The island of Bonaire is located at almost 50 kilometers from Curaçao, 80 kilometers north of Venezuela and 138 kilometers east of Aruba. Bonaire is about 38 kilometers long and between 5 and 11 kilometers wide. Bonaire has about 15.000 inhabitants. Most people live in the biggest town, Kralendijk. The first inhabitants of Bonaire were the “Caquetio”, a tribe of the Arawak Indians from Venezuela. Probably they came to Bonaire around 1300 BC. In 1499 the island was claimed by the Spaniards and in 1636 the Dutch took possession of Bonaire. At the end of the 17th century African slaves were brought to Bonaire to work there. The current population is a mix of over 80 nationalities and ethnic backgrounds.

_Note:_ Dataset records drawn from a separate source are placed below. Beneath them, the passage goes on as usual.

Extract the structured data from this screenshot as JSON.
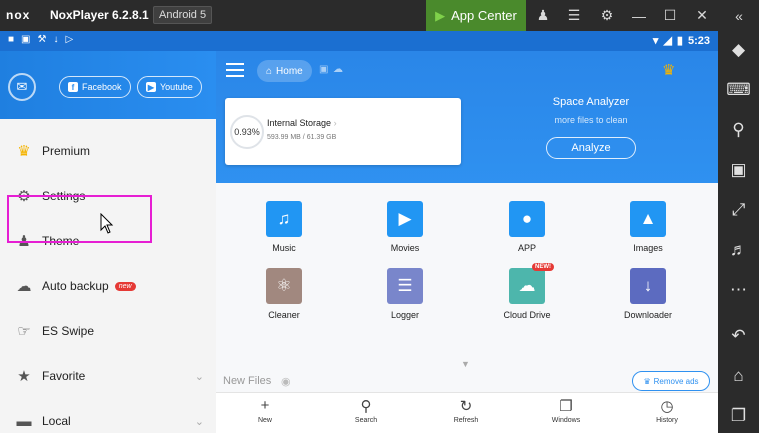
{
  "titlebar": {
    "logo": "nox",
    "title": "NoxPlayer 6.2.8.1",
    "android": "Android 5",
    "app_center": "App Center",
    "icons": [
      "tshirt-icon",
      "menu-icon",
      "gear-icon",
      "minimize-icon",
      "maximize-icon",
      "close-icon",
      "collapse-icon"
    ]
  },
  "status_bar": {
    "time": "5:23"
  },
  "drawer": {
    "social": [
      {
        "label": "Facebook"
      },
      {
        "label": "Youtube"
      }
    ],
    "items": [
      {
        "label": "Premium",
        "icon": "crown-icon"
      },
      {
        "label": "Settings",
        "icon": "gear-icon"
      },
      {
        "label": "Theme",
        "icon": "tshirt-icon"
      },
      {
        "label": "Auto backup",
        "icon": "cloud-icon",
        "badge": "new"
      },
      {
        "label": "ES Swipe",
        "icon": "swipe-icon"
      },
      {
        "label": "Favorite",
        "icon": "star-icon",
        "expandable": true
      },
      {
        "label": "Local",
        "icon": "folder-icon",
        "expandable": true
      }
    ]
  },
  "main": {
    "home_label": "Home",
    "storage": {
      "percent": "0.93%",
      "title": "Internal Storage",
      "size": "593.99 MB / 61.39 GB",
      "fraction": 0.0093
    },
    "analyzer": {
      "title": "Space Analyzer",
      "subtitle": "more files to clean",
      "button": "Analyze"
    },
    "grid": [
      {
        "label": "Music",
        "color": "#2196f3"
      },
      {
        "label": "Movies",
        "color": "#2196f3"
      },
      {
        "label": "APP",
        "color": "#2196f3"
      },
      {
        "label": "Images",
        "color": "#2196f3"
      },
      {
        "label": "Cleaner",
        "color": "#a1887f"
      },
      {
        "label": "Logger",
        "color": "#7986cb"
      },
      {
        "label": "Cloud Drive",
        "color": "#4db6ac",
        "badge": "NEW!"
      },
      {
        "label": "Downloader",
        "color": "#5c6bc0"
      }
    ],
    "new_files": "New Files",
    "remove_ads": "Remove ads"
  },
  "bottom_bar": [
    {
      "label": "New"
    },
    {
      "label": "Search"
    },
    {
      "label": "Refresh"
    },
    {
      "label": "Windows"
    },
    {
      "label": "History"
    }
  ],
  "colors": {
    "accent": "#2f91f0",
    "highlight": "#e61ed3",
    "nox_green": "#4a8a2c"
  }
}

Bonaire has a small, but vibrant economy. The majority of the working population works in the tourism industry. The salt industry and oil terminal t also contribute to the employment. Bonaire is known as a ‘Divers’ Paradise’. The combination of the calm waters, the good under water visibility and the beautiful coral formations and fish make Bonaire the place to dive!

Rincon

Rincon is not only the oldest village of Bonaire, but also the oldest of the former Netherlands Antilles and Aruba. Initially the Spaniards built this settlement in the early 16th century. Rincon was strategically built in a valley, out of the sight of enemy powers, like pirates and other ships. Slaves were brought to Bonaire to work on the plantations or salt pans in the south. The slaves lived with their families in Rincon. That way they could walk to the salt pans and stay there for the whole workweek.

The Bonaire flag

The yellow triangle represents the sun and the bright yellow flowers that bloom after rainfall. The white strip in the middle represents the purity of the people of Bonaire and the blue triangle reminds the people of the Caribbean ocean that defies all around their island. The star in the Bonaire flag counts six points which represent the initial six settlements. The compass represents the brave seamen who assisted the Dutch Marine Corps during the Second World War. Furthermore, the flaming red color in the compass represents the fighting spirit of the people of Bonaire (information via Bonaire Tourism bureau).